LDAP Injection Overview
LDAP Injection attacks are not as common as the other types of injection attacks, but if your product uses an LDAP server this must be tested. An LDAP Injection could occur anywhere that the underlying code could use some type of input for any ldap searches, queries, or any other ldap function.
Example of what an LDAP injection attack could look like.
Take for example, a page that has a search box to search for users in an application. This search box could ask for a username. The underlying code would take this search query information and generate the LDAP query that will be used to search the ldap database.
For example
Enter the name to search for
Following the LDAP search query syntax, a developer attempts to narrow down the ldap query for performance. And the underlying code might perform something similar to the following
String ldapSearchQuery = “(cn=” + $username + “)”;
System.out.println(ldapSearchQuery);
If the variable $username is not validated to be an accurate and valid possible username, an ldap injection could be possible. Take for example the following types of situations
* What if the user puts an * for the search. This will return every username in the ldap database
* What if the user puts in an joe)(|(password=*). This will create a ldap search query like (cn=joe)(|(password=*) ) Which would return the users joe password.
There are all sorts of other possibilities as to what could be used with ldap injection vulnerabilities.
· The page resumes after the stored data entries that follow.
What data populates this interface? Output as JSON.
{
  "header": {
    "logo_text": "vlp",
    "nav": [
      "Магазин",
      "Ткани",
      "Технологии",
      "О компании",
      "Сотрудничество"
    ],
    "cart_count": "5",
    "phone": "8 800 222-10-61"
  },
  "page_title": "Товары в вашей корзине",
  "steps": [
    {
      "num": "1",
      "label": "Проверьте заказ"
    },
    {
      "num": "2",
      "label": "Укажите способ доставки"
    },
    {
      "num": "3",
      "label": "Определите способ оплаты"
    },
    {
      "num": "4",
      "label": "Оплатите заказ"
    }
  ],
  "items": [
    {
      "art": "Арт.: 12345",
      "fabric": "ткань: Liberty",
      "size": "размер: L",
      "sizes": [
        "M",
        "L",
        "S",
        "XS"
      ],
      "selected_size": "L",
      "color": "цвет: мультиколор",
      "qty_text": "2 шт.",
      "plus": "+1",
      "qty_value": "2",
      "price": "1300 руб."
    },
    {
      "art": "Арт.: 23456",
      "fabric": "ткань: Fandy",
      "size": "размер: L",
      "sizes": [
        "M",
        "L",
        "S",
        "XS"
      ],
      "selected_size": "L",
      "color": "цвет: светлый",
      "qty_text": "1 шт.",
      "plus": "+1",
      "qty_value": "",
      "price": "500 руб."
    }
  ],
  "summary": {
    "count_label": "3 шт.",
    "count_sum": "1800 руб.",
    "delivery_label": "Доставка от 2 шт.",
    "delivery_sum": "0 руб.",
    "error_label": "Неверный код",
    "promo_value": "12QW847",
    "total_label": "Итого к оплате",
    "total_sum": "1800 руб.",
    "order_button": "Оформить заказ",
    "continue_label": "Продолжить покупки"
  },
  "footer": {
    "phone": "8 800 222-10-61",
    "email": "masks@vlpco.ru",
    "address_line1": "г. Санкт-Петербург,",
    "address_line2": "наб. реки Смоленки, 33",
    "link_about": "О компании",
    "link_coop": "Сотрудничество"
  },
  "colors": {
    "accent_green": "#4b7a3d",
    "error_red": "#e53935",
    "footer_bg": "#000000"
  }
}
If you are testing a software application that uses an ldap server on the backend, you must become familiar with the ldap searching syntax and what the possible ldap searches you can perform with it.
How do you fix the LDAP Injection vulnerability?
Input validation!!! The underlying code needs to verify the correct input using a white list. If the input is verified against a white list using a regular expression then the input could be rejected and the end user would need to input the correct data. Don’t let a malicious user mis-use your application. Verify that the input is validated and that there is not the ability to inject additional ldap information, especially the () | * characters.